We have likely all been there at some point or another in our lives. You know, those awkward moments when the person you are speaking with starts to go down a behavioral path you feel you’re not equipped or prepared to handle. I mean, let’s be real. Not everyone in the workplace is interested in the mystery casserole your colleague made for the company potluck or the details of last month's board meeting. But those people are out there, and they will share their greatest life stories if they feel the opportunity presents itself!
Maybe you’re the type of person who finds a way to tactfully exit a conversation because you’re not interested or because you start feeling uncomfortable at the subject matter presented. The other person may be completely unaware that their behavior is becoming a communication barrier. Sometimes people have no clue that the behavioral traits they are displaying are a source of tension or conflict in personal or professional relationships.
Many behavioral indicators point to gaps in self-awareness, and these are identified as our blind spots. Blind spots are aspects of our natural personality styles that are obvious to everyone but ourselves until someone brings it to our attention. They’re the things we do or say that we have little to no awareness of when we do them or the impact those things may have on others.
Now, blind spots aren’t all that bad; there is some good news. As leaders, when we intentionally spend time and make building relationships with our teams a priority, those blind spots can turn into greater self-awareness and more meaningful connections. We can become more in tune with the things that would otherwise prevent us from building trust.
The following will dive into examples of some common leadership blind spots that each DISC leadership style may encounter. These are all genuine blind spots everyone has, even the best leaders.
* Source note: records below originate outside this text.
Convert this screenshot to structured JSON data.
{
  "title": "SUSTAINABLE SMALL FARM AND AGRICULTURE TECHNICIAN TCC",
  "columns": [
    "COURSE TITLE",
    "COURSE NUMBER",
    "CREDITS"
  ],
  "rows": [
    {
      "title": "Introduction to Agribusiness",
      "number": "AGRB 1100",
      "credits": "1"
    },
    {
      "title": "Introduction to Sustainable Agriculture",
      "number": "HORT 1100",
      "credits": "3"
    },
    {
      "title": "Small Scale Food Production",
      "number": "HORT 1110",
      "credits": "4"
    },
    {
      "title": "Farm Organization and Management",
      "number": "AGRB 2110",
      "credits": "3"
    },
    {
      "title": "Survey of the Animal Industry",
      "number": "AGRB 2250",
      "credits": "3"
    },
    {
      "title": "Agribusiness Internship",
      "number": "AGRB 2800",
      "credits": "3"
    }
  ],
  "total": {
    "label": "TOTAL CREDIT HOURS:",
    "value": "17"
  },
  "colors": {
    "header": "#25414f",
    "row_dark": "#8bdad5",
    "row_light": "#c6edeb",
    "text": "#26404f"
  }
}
As a “D" behavioral style I have several blind spots. I can quickly feel taken advantage of, which then affects my thought process. I can also be impatient and not listen to what others are saying. I want to work on more meaningful conversations with people I work with and know about their interests, desires, and needs. I want to be a better listener, and knowing sometimes I don’t have to fix all the problems, I can lend a sympathetic shoulder.
“I” styles tend to see all the positive and none of the risks. Often, when calculating projects or outcomes, they only estimate on the best of all worlds. Careful attention needs to be put into the “what ifs” and what a plan B might be before you start down the rapids. Make sure you can turn from hasty decisions, which can come from listening to other team members, especially the “S” and “C” DISC styles.
“S” personality styles hate change and will sometimes stay in a bad relationship longer than any other type. “Ss” generally believe things will get better with time, so it’s better sometimes to do nothing and let things work out on their own. By the illustration we see, that is not always the case. Sometimes quick and active decision making is a necessity even when it means changing direction.
“Cs” hate being criticized because they are perfectionists and are usually hard on themselves. Sometimes it takes progress over perfection and letting go of some of the smaller criticisms that can easily make us see red. Not everyone is ever going to see things or understand them at the level you do. That’s ok. Learn to accept others and yourself for who you are. Help the rest of us who are challenged with the gift that comes so abundantly to your thinking style.
Even leaders with the best intentions can get caught off guard when new blind spots appear throughout different phases and during significant life changes and events. The key to overcoming any adverse effects is to focus on continuously developing awareness and growth. The DISC profile for leaders is a great foundational tool that can help individuals and organizations develop a greater understanding to avoid the downsides associated with experiencing too many of those awkward conversation moments in life.